Pengelolaan data agar tidak mudah diretas bisa dimulai dengan mengetahui penyebab lemahnya suatu sistem dan mengetahui tipe serangan yang ada di website Indonesia. Dilanjutkan dengan memilih teknologi untuk menangkalnya, diperoleh melalui auidt atau pengawasan. Serta melakukan pengawasan secara intens dan melakukan pelatihan kepada semua operator beserta staff yang bertugas menghandle.
“Supaya data tidak bocor, maka harus dienkripsi. Saya rasa pemerintah sudah melakukannya namun kalah dengan teknologi peretas yang canggih, maka dari itu mungkin bisa lebih ditingkatkan kembali,” tutupnya.
Pada kesempatan yang berbeda, mahasiswa berinisial CW salah satu Perguruan Tinggi Swasta sangat menyayangkan mengapa data-data penting pemerintah dapat diretas dengan mudah.
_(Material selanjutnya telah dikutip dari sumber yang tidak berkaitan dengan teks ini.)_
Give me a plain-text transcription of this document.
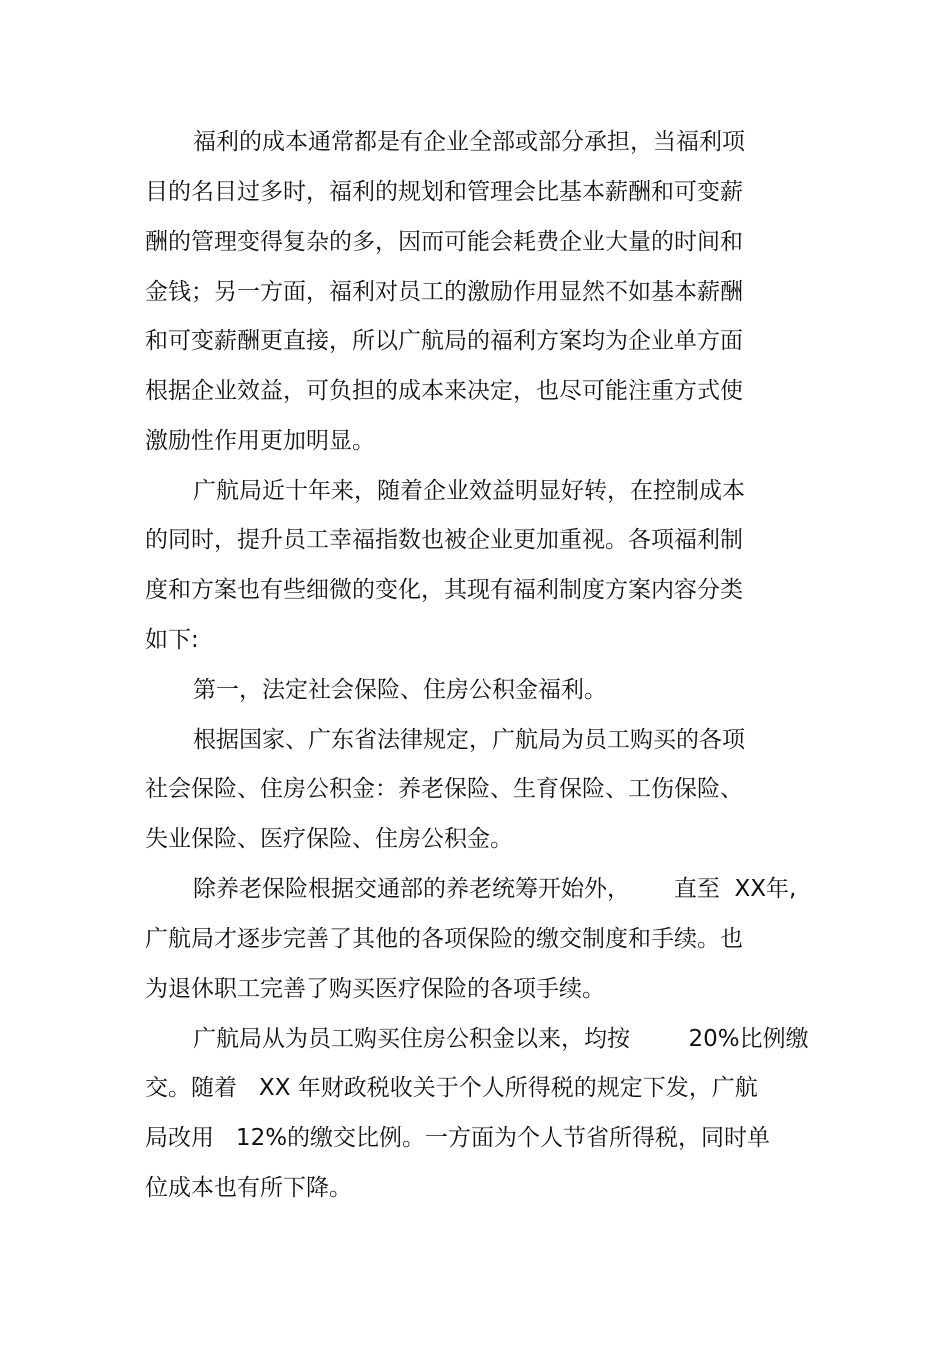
福利的成本通常都是有企业全部或部分承担，当福利项
目的名目过多时，福利的规划和管理会比基本薪酬和可变薪
酬的管理变得复杂的多，因而可能会耗费企业大量的时间和
金钱；另一方面，福利对员工的激励作用显然不如基本薪酬
和可变薪酬更直接，所以广航局的福利方案均为企业单方面
根据企业效益，可负担的成本来决定，也尽可能注重方式使
激励性作用更加明显。
广航局近十年来，随着企业效益明显好转，在控制成本
的同时，提升员工幸福指数也被企业更加重视。各项福利制
度和方案也有些细微的变化，其现有福利制度方案内容分类
如下:
第一，法定社会保险、住房公积金福利。
根据国家、广东省法律规定，广航局为员工购买的各项
社会保险、住房公积金：养老保险、生育保险、工伤保险、
失业保险、医疗保险、住房公积金。
除养老保险根据交通部的养老统筹开始外，      直至  XX年,
广航局才逐步完善了其他的各项保险的缴交制度和手续。也
为退休职工完善了购买医疗保险的各项手续。
广航局从为员工购买住房公积金以来，均按        20%比例缴
交。随着   XX 年财政税收关于个人所得税的规定下发，广航
局改用   12%的缴交比例。一方面为个人节省所得税，同时单
位成本也有所下降。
Menurutnya, hal ini disebabkan oleh dua faktor yaitu mengingat keamanan website yang kurang dan operator yang kurang memadai.
Lanjutnya ia berpendapat bahwa kesadaran akan pentingnya keamanan siber di Indoneisa masih cukup memprihatinkan. Ketidaksiapan oleh pemerintah dalam pencegahan dan mitigasi risiko terhadap ancaman siber, memungkinkan serangan terhadap infrastruktur vital yang dapat menyebabkan kelumpuhan dalam pelayanan masyarakat.
“Semoga kedepannya saya harap pemerintah lebih tanggap lagi sama resiko-resiko dibaliknya,” harapnya, Jumat (05/07/2024).